The Folly of Crowds: A Heterosexual Buttsex Play by Clay Sushi Productions
Okay, so I was initially turned off by the title/image of this show, and then I was turned on again by the description and oh God this sentence ended up in a different place than I intended.
My sense, reading the description, was that the premise could be a jumping-off point for a funny and interesting discussion of sex and gender and power and all that good stuff. Turns out that the play goes more for a soapy revenge plot, and while it’s hardly fair to criticize the show for not being what I wanted it to be, it still feels a bit disappointing.
In any case, the dialogue and performers all seem competent. But the great question that leaped into my mind, watching this, was: when the hell did my biological clock prematurely tick over into “cranky old man”?
The play revolves around a group of inertial college students, terrified of the professional world and preoccupied with their sexual relationships with each other. And what does it say about me that my reaction to them is, “Why don’t you grow up and deal with some real problems?” And, yes, while I fully appreciate the fact that much of the play is there to satirize them, that doesn’t mean that I enjoy spending time in their company. I breathed a sigh of relief when a functioning adult character was introduced, followed by a sigh of disappointment as it was revealed that he has the impulse control of a toddler.
This character was a clear audience favorite, and it’s here that I should register that my response seemed to be wholly aberrant — the audience tittered dutifully at every reference to anal penetration. (Can’t you just decide whether or not it’s something you’re comfortable doing? Indeed, one of the main character’s arguments consisted of the fact that they’d been so promiscuous, that it was the only action that could hold any meaning for them.)

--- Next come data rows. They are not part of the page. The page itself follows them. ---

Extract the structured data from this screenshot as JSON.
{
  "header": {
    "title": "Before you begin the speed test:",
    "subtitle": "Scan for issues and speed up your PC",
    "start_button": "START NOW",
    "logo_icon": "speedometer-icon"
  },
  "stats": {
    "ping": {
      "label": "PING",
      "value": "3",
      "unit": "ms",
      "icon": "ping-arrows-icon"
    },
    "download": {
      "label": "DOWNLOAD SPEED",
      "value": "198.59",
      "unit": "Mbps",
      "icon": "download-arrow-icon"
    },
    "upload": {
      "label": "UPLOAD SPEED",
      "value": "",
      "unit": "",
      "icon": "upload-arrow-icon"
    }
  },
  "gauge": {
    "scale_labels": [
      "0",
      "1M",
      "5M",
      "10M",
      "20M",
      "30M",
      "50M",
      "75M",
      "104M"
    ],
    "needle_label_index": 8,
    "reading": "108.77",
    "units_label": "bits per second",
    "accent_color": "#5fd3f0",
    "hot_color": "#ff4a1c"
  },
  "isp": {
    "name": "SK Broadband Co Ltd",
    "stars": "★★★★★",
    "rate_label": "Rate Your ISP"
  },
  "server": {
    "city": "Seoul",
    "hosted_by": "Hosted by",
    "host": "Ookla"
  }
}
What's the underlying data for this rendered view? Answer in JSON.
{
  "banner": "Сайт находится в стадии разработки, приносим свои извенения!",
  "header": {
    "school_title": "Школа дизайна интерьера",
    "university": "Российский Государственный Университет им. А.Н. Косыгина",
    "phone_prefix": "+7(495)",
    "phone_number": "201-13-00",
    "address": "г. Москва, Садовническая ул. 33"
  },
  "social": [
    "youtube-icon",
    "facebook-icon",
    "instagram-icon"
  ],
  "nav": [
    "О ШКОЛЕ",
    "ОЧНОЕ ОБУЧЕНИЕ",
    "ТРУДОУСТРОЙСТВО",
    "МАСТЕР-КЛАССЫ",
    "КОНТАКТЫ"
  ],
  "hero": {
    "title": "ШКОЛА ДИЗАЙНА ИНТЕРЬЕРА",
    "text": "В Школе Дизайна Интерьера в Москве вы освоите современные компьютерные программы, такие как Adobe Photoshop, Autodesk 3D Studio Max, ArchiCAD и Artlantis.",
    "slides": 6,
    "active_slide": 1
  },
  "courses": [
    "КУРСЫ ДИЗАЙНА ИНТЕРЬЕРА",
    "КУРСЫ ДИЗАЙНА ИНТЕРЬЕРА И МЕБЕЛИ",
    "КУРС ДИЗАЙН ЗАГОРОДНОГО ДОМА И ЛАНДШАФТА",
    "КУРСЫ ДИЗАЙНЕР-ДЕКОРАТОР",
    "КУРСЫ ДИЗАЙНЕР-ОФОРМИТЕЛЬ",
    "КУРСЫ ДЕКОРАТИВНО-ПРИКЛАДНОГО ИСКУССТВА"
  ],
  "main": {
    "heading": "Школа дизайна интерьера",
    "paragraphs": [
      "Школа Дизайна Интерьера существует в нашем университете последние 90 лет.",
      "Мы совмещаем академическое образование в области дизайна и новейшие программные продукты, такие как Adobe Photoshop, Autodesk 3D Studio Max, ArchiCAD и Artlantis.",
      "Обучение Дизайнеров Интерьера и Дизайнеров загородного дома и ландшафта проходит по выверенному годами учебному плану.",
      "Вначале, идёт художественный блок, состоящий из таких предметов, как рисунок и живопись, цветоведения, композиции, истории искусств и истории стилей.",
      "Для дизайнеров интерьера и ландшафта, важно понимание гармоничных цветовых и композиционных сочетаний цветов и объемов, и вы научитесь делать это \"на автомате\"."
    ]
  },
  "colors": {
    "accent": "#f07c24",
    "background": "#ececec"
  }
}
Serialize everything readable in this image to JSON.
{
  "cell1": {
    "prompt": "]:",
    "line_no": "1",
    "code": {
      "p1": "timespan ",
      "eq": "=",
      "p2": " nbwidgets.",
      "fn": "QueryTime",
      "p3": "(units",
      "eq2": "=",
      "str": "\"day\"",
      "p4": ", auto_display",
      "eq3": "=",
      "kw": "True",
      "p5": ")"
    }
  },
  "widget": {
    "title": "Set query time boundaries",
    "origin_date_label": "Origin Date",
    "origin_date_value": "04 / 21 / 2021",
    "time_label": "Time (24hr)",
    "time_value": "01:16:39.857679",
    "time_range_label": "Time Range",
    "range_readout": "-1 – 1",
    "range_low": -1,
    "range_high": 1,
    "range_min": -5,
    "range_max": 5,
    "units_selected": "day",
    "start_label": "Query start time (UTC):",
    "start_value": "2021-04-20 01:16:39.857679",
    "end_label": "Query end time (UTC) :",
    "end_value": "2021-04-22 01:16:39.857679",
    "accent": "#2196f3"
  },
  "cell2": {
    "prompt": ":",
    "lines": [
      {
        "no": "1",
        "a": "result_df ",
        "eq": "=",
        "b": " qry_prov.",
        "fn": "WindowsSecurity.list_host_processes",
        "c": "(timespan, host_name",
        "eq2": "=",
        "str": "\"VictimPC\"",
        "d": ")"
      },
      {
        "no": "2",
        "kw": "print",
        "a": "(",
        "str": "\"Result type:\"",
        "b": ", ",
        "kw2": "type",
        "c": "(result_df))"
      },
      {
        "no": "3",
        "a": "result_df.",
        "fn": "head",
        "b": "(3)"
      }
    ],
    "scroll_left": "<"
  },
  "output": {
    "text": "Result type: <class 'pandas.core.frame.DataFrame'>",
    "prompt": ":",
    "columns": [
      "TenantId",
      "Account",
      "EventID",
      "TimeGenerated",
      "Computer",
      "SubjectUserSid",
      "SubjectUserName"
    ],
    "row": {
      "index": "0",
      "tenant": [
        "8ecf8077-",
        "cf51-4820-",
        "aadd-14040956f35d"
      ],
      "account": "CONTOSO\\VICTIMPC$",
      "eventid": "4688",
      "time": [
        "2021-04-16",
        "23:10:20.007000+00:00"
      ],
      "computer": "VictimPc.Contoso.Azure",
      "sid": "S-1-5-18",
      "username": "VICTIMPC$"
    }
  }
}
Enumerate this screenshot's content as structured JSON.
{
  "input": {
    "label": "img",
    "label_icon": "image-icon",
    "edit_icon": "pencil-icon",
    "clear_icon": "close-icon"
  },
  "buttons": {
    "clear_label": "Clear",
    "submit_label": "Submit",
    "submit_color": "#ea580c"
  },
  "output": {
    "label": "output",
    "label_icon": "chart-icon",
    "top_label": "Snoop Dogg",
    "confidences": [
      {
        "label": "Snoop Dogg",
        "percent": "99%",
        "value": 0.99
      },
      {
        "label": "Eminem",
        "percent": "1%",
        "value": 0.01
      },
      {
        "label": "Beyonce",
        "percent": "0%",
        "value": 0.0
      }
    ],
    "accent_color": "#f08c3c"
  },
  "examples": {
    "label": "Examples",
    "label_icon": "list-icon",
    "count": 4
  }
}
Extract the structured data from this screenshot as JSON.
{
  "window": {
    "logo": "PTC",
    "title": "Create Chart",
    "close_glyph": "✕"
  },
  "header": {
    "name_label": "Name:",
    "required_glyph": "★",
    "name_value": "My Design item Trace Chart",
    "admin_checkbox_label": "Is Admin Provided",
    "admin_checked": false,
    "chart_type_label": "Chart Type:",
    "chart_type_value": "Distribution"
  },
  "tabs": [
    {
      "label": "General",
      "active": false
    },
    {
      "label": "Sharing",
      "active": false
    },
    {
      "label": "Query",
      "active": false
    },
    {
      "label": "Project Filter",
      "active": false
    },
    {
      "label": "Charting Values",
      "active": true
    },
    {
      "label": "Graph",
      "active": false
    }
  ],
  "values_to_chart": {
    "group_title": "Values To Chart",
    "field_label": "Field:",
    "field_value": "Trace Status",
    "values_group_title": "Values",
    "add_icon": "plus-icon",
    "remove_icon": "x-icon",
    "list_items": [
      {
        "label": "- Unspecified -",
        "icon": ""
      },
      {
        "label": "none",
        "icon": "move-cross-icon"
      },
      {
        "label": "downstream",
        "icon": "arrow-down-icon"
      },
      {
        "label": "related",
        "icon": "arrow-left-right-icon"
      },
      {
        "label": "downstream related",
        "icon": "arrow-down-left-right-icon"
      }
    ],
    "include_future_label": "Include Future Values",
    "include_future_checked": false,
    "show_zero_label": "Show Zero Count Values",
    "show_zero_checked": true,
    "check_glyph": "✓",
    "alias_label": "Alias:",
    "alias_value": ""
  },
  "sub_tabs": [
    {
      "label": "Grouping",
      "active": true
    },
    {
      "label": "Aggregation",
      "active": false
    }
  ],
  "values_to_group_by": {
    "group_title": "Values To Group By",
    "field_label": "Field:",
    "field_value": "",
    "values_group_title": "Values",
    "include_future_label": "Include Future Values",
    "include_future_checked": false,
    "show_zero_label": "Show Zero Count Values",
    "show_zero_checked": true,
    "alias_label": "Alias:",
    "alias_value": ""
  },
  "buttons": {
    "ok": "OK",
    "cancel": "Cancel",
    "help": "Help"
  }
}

The last scene felt a bit tacked-on to me, as it seemed to suggest that that discussion had been what the play was actually about, when the vast bulk of the action had revolved around a rather juvenile prank. (I particularly resented the last minute or so, since it seemed to be trying to introduce some more profound themes that would have had to have been introduced much earlier for them to have an appropriate impact.)
I realized after the fact that the playwright, Mat Smart, was also the author of “A Standing Long-Jump”, a Fringe show I saw last year that left me with much the same response — well-written, well-composed, and revolving around a series of characters I kind of wanted to strangle. He seems to have a great fascination with the intoxicating power of (the early stages of) romantic love, and that’s emphatically one of the themes that I find wearisome, which may account for my inability to connect with his work.